Alcoholics Anonymous (AA) is a fellowship of men and women who share their experience, strength, and hope with each other that they may solve their common problem and help others to recover from alcoholism.
The only requirement for membership is a desire to stop drinking. There are no dues or fees for AA membership; we are self-supporting through our own contributions.
AA is not allied with any sect, denomination, politics, organization, or institution; does not wish to engage in any controversy; neither endorses nor opposes any causes.
Our primary purpose is to stay sober and help other alcoholics achieve sobriety.
Daily Reflections December 1
Our Twelfth Step also says that as a result of practicing all the Steps, we have each found something called a spiritual awakening. . . . A.A.’s manner of making ready to receive this gift lies in the practice of the Twelve Steps in our program.TWELVE STEPS AND TWELVE TRADITIONS, pp. 106-07
The Steps are like the chute at your local airport: there’s no way around them.

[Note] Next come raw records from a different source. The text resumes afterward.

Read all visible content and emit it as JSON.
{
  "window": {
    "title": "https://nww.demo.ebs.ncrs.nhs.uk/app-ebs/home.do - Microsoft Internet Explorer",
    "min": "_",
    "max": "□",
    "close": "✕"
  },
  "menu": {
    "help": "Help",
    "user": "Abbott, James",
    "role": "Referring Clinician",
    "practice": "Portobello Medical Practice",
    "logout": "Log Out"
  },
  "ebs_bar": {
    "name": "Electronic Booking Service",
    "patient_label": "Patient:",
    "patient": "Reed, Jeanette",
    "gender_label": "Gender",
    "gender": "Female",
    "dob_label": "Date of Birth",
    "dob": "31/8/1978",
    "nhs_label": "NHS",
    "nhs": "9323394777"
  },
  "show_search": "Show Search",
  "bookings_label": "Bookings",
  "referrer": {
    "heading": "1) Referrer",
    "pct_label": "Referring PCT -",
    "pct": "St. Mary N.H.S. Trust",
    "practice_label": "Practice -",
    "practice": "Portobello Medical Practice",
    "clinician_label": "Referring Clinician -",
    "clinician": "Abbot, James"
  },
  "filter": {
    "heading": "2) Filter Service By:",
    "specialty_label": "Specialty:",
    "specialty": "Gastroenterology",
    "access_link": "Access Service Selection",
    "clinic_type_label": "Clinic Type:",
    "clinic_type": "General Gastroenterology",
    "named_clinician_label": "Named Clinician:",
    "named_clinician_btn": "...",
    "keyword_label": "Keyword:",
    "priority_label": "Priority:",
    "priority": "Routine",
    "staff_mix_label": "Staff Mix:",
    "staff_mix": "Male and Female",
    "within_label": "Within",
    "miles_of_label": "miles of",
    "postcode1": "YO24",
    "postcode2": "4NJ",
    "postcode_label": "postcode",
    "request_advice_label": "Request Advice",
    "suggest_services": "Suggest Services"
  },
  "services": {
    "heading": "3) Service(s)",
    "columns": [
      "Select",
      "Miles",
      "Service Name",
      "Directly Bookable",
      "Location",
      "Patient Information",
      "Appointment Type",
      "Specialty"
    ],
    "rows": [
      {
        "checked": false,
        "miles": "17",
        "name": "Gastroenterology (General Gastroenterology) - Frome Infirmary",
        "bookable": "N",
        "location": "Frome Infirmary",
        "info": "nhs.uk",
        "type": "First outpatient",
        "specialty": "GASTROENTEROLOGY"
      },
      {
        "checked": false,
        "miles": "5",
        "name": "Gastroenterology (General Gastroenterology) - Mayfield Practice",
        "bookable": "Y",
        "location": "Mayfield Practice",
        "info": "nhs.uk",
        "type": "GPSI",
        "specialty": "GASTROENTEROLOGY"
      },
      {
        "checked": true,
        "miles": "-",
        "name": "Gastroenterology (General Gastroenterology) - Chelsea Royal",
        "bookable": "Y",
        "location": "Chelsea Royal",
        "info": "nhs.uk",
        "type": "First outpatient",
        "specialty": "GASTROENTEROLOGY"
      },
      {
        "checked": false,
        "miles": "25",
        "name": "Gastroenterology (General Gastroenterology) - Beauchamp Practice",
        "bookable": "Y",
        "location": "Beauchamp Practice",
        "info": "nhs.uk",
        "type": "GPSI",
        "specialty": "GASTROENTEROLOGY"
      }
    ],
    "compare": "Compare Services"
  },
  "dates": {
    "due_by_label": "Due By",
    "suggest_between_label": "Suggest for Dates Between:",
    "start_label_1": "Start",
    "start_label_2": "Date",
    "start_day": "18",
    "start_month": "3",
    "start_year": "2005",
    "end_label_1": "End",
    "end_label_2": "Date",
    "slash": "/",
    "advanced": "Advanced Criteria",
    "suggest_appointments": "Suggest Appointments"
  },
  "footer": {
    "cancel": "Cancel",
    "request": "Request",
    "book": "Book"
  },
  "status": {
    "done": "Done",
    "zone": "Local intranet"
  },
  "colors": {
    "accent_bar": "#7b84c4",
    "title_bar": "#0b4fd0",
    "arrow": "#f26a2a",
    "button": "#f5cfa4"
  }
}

You’ll be safer if you just go ahead and jump in with both feet because this whole program is designed for people who want recovery; it can’t help anyone else besides themselves until they’re ready to change!
The Twelve Steps are “suggested” in the same way that a parachute is to save your life. If you want to have a successful recovery, it’s important that you incorporate these steps into your day-to-day routine and treatment plan.
It may be difficult at first because of how much they change our understanding of ourselves and what we need from others, but if we commit to them, they can help us lead happier lives free from addiction.
Do any of these twelve suggestions resonate with you? What do you think about using this program for recovery?